“I want to know what’s actually going on inside a book while it’s closed. Of course, it’s just letters printed on paper, but still…,” muses Bastian Balthasar Bux in Michael Ende’s *The Neverending Story*. The manuscript of the novel, in which Bastian explores the world of literature by looking at it, not just reading it, is one of over 180 exhibits on display in the permanent exhibition at the Museum of Modern Literature.
These exhibits are like closed books.
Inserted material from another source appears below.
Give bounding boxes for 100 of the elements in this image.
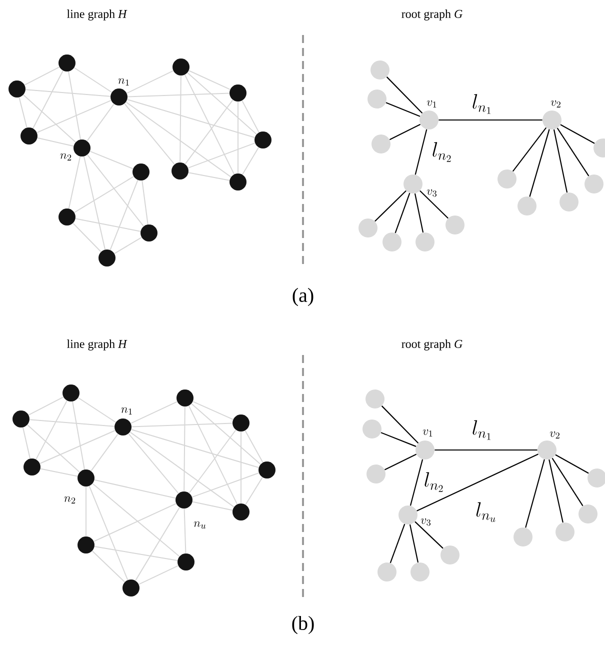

Of course, they’re mostly just made of paper, and often they contain only letters… but still: with them, we experience how literature was created, what remains of it in an archive like the German Literature Archive in Marbach, why texts are the way they are, what stories lie hidden behind them or unfold at their edges, how other people read them, and much more.
... With the AR app "literaturbewegen" (moving literature), visitors can experience these exhibits in the museum and at home in a new way: They can display other levels of reality that, in short sequences, unfold movements and sounds, symbols, structures, figures, images, and stories from these silent and static archival materials.
At the Museum of Modern Literature, these exhibits are specially marked with a sticker and take visitors on a journey through the 20th century – from Hermann Hesse, Christian Morgenstern, and Rainer Maria Rilke to Franz Kafka, Else Lasker-Schüler, Alfred Döblin, and Erich Kästner, and on to Gottfried Benn, Hilde Domin, Hans Magnus Enzensberger, and W.G. Sebald.